瑪麗忽然間速度加快,迅速的接近嚴明而去,揮舞着鋸齒匕首,後者也是快速的閃避,不過她在原地上蹦跳而去,旋轉在半空中,身體輕盈,仿佛沒有什麽重力。
嚴明也是知道自己被欺騙了,猛然轉身,左腳重重的踩在牆壁上,暴吼一聲,手掌抓向瑪麗的腳腕,不過距離明顯是有些不夠,手指一勾,勾住了瑪麗的鞋子,單憑着一根手指便是将其從半空拉了下來!
胖紙也是轉過身來,鋸齒匕首的與他臉龐的距離不過一厘米而已,真的是吓出了一身冷汗,現在可不敢有任何的拖延了,腳底抹油般的往前奔跑。
“醫生!你丫的别再跟我姐幹了,快點回來吧,這邊出事了!”胖紙按下通訊器的正中央紅色按鈕,跟殺豬般的喊叫起來,對面的鄭宇也是也是從捂着耳朵。
剛才離開迪拜塔的時候胖紙交給他的,說是能夠直接的聯系,這都是不知道是什麽黑科技,竟然能夠如此遙遠還可以聯系到。
“你姐還真的是怪胎一個,居然還想要控制我,說吧,嘛事,我還準備将她身上的胸罩和内褲扒光呢。”鄭宇轉頭看向躺在床上,雙眸迷離的麗雅,如果不知道事情的人,還以爲是發生了什麽激烈的運動。

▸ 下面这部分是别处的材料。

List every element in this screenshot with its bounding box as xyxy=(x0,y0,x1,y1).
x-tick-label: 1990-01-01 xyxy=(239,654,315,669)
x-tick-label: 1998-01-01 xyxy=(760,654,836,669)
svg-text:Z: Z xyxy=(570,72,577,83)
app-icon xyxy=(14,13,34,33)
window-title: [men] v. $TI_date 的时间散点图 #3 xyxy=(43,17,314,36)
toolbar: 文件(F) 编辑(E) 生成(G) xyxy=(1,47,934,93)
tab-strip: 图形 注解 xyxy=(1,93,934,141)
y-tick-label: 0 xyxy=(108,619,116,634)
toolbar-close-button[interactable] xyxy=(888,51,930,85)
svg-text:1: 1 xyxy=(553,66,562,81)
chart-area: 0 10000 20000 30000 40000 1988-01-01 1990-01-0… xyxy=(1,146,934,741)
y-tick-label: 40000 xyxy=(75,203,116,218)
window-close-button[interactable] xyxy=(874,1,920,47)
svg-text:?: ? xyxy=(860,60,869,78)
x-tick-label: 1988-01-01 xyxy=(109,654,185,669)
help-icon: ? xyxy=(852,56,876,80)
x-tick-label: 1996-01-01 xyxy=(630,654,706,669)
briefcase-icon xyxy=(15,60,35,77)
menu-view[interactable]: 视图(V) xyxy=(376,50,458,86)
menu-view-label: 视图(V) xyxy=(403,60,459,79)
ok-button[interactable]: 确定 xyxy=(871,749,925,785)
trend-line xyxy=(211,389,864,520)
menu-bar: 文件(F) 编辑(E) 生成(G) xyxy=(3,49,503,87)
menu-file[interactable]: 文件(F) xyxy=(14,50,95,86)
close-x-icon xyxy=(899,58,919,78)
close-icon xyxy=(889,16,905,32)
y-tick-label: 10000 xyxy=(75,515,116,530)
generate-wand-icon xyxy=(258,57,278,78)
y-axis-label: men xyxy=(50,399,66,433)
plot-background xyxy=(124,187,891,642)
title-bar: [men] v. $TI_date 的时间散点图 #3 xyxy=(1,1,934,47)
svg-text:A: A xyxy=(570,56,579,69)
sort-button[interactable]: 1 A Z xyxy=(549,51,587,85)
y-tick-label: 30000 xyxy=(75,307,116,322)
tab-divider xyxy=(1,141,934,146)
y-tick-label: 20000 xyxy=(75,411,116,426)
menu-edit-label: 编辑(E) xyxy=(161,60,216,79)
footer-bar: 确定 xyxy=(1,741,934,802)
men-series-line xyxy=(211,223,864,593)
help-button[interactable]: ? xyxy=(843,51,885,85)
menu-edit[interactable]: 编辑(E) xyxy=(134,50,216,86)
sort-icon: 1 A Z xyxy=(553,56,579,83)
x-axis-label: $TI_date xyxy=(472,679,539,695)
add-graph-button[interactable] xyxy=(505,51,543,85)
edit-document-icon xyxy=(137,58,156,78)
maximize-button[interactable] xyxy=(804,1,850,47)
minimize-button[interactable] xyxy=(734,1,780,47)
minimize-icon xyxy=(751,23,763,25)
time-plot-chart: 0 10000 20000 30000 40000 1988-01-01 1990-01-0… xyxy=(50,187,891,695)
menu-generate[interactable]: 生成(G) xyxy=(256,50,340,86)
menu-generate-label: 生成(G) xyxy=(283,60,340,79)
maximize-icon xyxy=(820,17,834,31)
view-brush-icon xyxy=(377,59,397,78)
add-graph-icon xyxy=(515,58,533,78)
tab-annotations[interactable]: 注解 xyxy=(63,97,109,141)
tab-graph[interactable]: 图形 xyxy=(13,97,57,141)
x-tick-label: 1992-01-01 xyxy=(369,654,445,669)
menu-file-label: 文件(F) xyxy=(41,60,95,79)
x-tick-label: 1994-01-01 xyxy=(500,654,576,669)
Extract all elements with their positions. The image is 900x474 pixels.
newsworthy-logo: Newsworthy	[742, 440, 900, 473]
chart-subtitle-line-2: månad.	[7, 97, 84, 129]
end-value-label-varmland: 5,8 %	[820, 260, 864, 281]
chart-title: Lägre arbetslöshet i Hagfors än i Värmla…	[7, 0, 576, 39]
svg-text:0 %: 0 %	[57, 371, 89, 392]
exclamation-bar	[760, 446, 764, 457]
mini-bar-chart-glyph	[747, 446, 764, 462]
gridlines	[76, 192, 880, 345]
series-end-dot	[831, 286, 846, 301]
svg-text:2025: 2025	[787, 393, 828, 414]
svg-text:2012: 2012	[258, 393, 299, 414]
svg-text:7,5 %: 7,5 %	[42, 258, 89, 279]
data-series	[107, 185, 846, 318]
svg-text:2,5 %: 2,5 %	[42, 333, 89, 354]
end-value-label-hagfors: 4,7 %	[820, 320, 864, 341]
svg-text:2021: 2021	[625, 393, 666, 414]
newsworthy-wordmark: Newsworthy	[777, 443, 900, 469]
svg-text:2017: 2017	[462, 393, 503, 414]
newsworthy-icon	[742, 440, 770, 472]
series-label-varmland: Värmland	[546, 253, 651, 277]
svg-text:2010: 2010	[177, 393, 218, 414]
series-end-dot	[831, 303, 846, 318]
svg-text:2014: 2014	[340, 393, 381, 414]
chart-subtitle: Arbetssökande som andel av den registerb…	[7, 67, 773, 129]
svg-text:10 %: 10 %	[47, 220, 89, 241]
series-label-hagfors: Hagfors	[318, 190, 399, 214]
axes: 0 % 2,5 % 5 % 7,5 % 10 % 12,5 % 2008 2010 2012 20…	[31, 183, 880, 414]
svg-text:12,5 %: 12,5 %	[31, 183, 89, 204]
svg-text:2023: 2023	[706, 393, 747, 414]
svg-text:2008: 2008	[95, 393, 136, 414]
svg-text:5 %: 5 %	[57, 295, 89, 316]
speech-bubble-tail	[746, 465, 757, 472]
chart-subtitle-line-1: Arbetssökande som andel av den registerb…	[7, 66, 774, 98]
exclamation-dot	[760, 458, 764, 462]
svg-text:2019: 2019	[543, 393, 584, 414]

“瑪麗被人給控制了,已經是不認識我們了,你快回來啊!”胖紙現在可不敢停止腳步,身後的兩人正在顫抖,嚴明知道這是自己人,不能夠殺了她,隻能夠牽制住她。
“被控制了……恩,我大概明白是什麽回事了,對了,讓嚴明注意一點瑪麗的暗殺術啊。”鄭宇說完之後便是關掉了,臨走的時候拍了她的翹臀一下,露出滿足的表情離開了房間。
胖紙喊了幾聲之後,鄭宇也是沒有回答他,對着嚴明喊了一聲:“醫生讓你注意一下瑪麗的暗殺術啊!”
聽見暗殺術三個字,嚴明的雙眼也是微微的眯了起來,不斷的用手掌拍在瑪麗的手背或者匕首的背面,這是非常鋒利的,就算是一個不慎都有可能被切斷手指。
這個時候的瑪麗将身上的外套給脫了下來,罩向嚴明而去,後者迅速的往後退去,可是當看向前方,人已經是不見了,身後傳來胖紙的慘叫聲,她已經是沖向胖紙。
現在瑪麗已經是被木木大師所控制,所以她會将胖紙當做第一擊殺的對象,嚴明感覺到這點距離已經是不怎麽夠了,隻希望胖紙能夠挨上一下不死!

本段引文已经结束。